Projet 93
par
Publication : avril 1989
Mise en ligne : 15 mai 2009
Le 28 Janvier dernier, l’association "Europe 93" organisait à la Villette une réunion intitulée "L’Europe, acte pluriel". En introduction à cette rencontre, Edgar Pisani a lu le message rédigé par le Président de la République à cette intention. L’association a bien voulu nous en confier le texte, que voici :
Mesdames, Messieurs,
Vous vous êtes mis à l’ouvrage pour
élaborer un" projet de civilisation". Vous ne rejetez
point la dynamique de l’économie, vous voulez éviter
qu’elle ne régente la société des hommes. Vous
refusez que le marché façonne l’Europe ; dans une économie
qui se mondialise, vous exigez que l’Europe maîtrise son propre
destin et que pour celà elle existe politiquement. Vous êtes
épris de sciences et de techniques mais vous n’y enfermez pas
le savoir, encore moins la sagesse humaine. Partant de là vous
affirmez que c’est plus dans la richesse de sa culture et l’équilibre
de son modèle d’organisation que l’Europe peut proposer au
monde une référence utile. Vous ne rejetez pas les exigences
de l’instant mais vous êtes obsédés par l’avenir
de l’espèce et par celui de la planète.
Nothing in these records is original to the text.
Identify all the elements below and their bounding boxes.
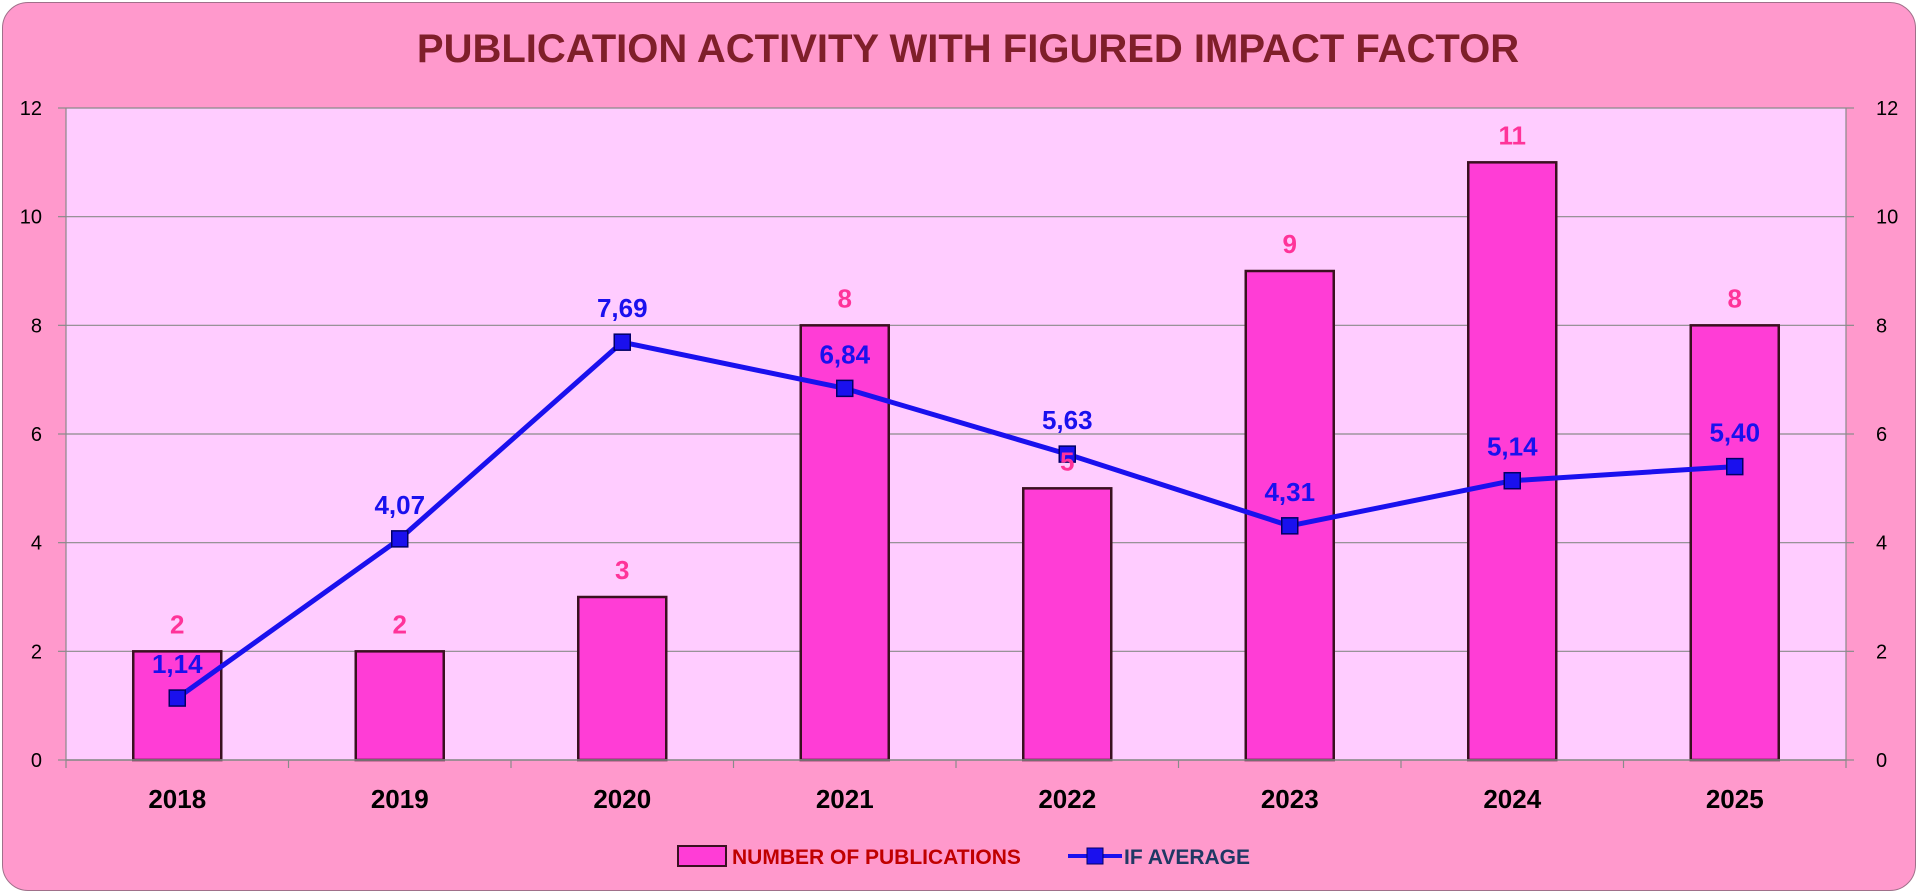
y-tick-label: 0 xyxy=(31,750,42,772)
bar xyxy=(1689,324,1780,762)
bar xyxy=(1022,487,1113,762)
line-marker xyxy=(1503,471,1521,490)
y2-tick-label: 12 xyxy=(1876,98,1898,120)
x-tick-label: 2023 xyxy=(1261,784,1319,814)
legend-line-label: IF AVERAGE xyxy=(1124,846,1250,869)
y-axis-left: 0 2 4 6 8 10 12 xyxy=(20,98,67,772)
line-data-label: 1,14 xyxy=(152,649,203,679)
bar xyxy=(577,595,668,762)
y-tick-label: 8 xyxy=(31,315,42,337)
line-marker xyxy=(1058,445,1076,463)
line-data-label: 5,14 xyxy=(1487,432,1538,462)
y2-tick-label: 0 xyxy=(1876,750,1887,772)
line-marker xyxy=(836,379,854,398)
x-tick-label: 2020 xyxy=(593,784,651,814)
line-marker xyxy=(1726,457,1744,476)
line-path xyxy=(175,339,1735,701)
x-tick-label: 2018 xyxy=(148,784,206,814)
line-marker xyxy=(168,689,186,707)
y2-tick-label: 8 xyxy=(1876,315,1887,337)
x-tick-label: 2021 xyxy=(816,784,874,814)
y2-tick-label: 2 xyxy=(1876,641,1887,663)
x-tick-label: 2025 xyxy=(1706,784,1764,814)
bar-data-label: 8 xyxy=(1728,283,1742,313)
x-axis: 2018 2019 2020 2021 2022 2023 2024 2025 xyxy=(65,759,1847,814)
line-data-label: 5,40 xyxy=(1709,418,1760,448)
legend-line-marker xyxy=(1086,847,1104,865)
y-tick-label: 4 xyxy=(31,533,42,555)
bar-data-label: 11 xyxy=(1499,120,1527,150)
x-tick-label: 2022 xyxy=(1038,784,1096,814)
bar xyxy=(354,650,445,762)
legend: NUMBER OF PUBLICATIONS IF AVERAGE xyxy=(677,845,1250,869)
y-tick-label: 10 xyxy=(20,207,42,229)
line-data-label: 7,69 xyxy=(597,293,648,323)
chart-title: PUBLICATION ACTIVITY WITH FIGURED IMPACT… xyxy=(417,27,1519,71)
line-marker xyxy=(613,333,631,351)
x-tick-label: 2019 xyxy=(371,784,429,814)
line-series xyxy=(168,333,1744,707)
line-data-label: 4,07 xyxy=(374,490,425,520)
bar-data-label: 9 xyxy=(1283,229,1297,259)
y2-tick-label: 4 xyxy=(1876,533,1887,555)
bar-data-label: 8 xyxy=(838,283,852,313)
x-tick-label: 2024 xyxy=(1483,784,1541,814)
bar-data-label: 5 xyxy=(1060,446,1074,476)
legend-bars-label: NUMBER OF PUBLICATIONS xyxy=(732,846,1021,869)
y-tick-label: 2 xyxy=(31,641,42,663)
bar-data-label: 3 xyxy=(615,555,629,585)
legend-bars-swatch xyxy=(677,845,727,867)
line-data-label: 5,63 xyxy=(1042,405,1093,435)
bar-data-label: 2 xyxy=(170,609,184,639)
y2-tick-label: 6 xyxy=(1876,424,1887,446)
y-tick-label: 12 xyxy=(20,98,42,120)
line-data-label: 6,84 xyxy=(819,339,870,369)
y-tick-label: 6 xyxy=(31,424,42,446)
bar xyxy=(1467,161,1558,762)
y-axis-right: 0 2 4 6 8 10 12 xyxy=(1845,98,1898,772)
bar-labels: 2 2 3 8 5 9 11 8 xyxy=(170,120,1742,639)
y2-tick-label: 10 xyxy=(1876,207,1898,229)
line-marker xyxy=(1281,517,1299,535)
bar-data-label: 2 xyxy=(393,609,407,639)
line-labels: 1,14 4,07 7,69 6,84 5,63 4,31 5,14 5,40 xyxy=(152,293,1760,679)
line-marker xyxy=(391,530,409,548)
line-data-label: 4,31 xyxy=(1264,477,1315,507)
Vous voulez
que les droits de la personne soient respectés partout et pour
tous, que tout mépris, toute domination disparaissent, que
le droit à la vie, à la santé, contre la misère,
le droit au développement soient reconnus mais vous proclamez
les droits de l’espèce, partout menacée par ses oeuvres
et par ses excès. Vous magnifiez le travail car il est la maitrise
de l’homme sur lui-même et sur la matière. Vous croyez
à l’égalité comme à la liberté
mais vous savez qu’elles ne sont pas des dons de la nature, elles
sont de difficiles conquêtes. Vous croyez au progrès
mais vous ne vous fiez pas à lui. En bref au moment où
se crée l’Europe vous voulez qu’elle se donne une civilisation
qui soit à son échelle, à l’heure du temps, respectueuse
de l’homme. Et, prolongeant votre démarche, vous faites d’utiles
suggestions en matière sociale et universitaire en particulier.
Il convient d’en poursuivre l’élaboration.
Vous êtes conscients des deux difficultés de votre entreprise.
Comment fonder la construction culturelle et politique de l’Europe
sur l’unité de peuples qui doivent demeurer divers ? L’Europe
n’abolit pas la patrie, elle lui offre l’organisation où elle
peut le mieux s’épanouir dans un monde qui s’organise en vastes
ensembles de pouvoir et de civilisation. Unité et diversité,
identité et ouverture : voilà le premier défi
que vous relevez.
La seconde difficulté est d’une autre nature : peut-on vraiment
élabo-rer un "projet de civilisation" ? N’est-ce pas
la société elle-même, ses connaissances, ses entreprises,
la modeste vie de tous les jours qui produisent consciemment ou inconsciemment
cet ensemble de réalités palpables et de valeurs implicites
qu’on appelle civilisation ?
Vous récusez cette attitude, optimiste et fataliste à
la fois, qui abandonne le fleuve de l’histoire à une force
qui serait irrésistible et dont il faudrait subir la loi. En
effet, les hommes aussi font l’histoire et ils la font consciemment.
Inventer un projet de civilisation c’est réinventer la politique,
cet art difficile et cette morale exigeante par lesquels dans le respect
de l’homme, de la nature et du savoir, l’homme redeviendra maître
en sa demeure pourvu qu’il la gère avec le souci de l’avenir.
François MITTERRAND
Le travail de l’association se poursuit avec ardeur. Trois commissions ont été créées : ECOLOGIE, CULTURE, SOCIAL. Chacune élabore un texte qui sera soumis à discussion dans le courant du mois d Avril . Les distributistes qui voudraient soumettre des idées à l’une de ces commissions sont invités à les envoyer à la Grande Relève le plus tôt possible. Un texte sur l’économie et la monnaie est en préparation. L’ensemble devrait pouvoir être prêt pour publication, en plusieurs langues , à la fin de l’été.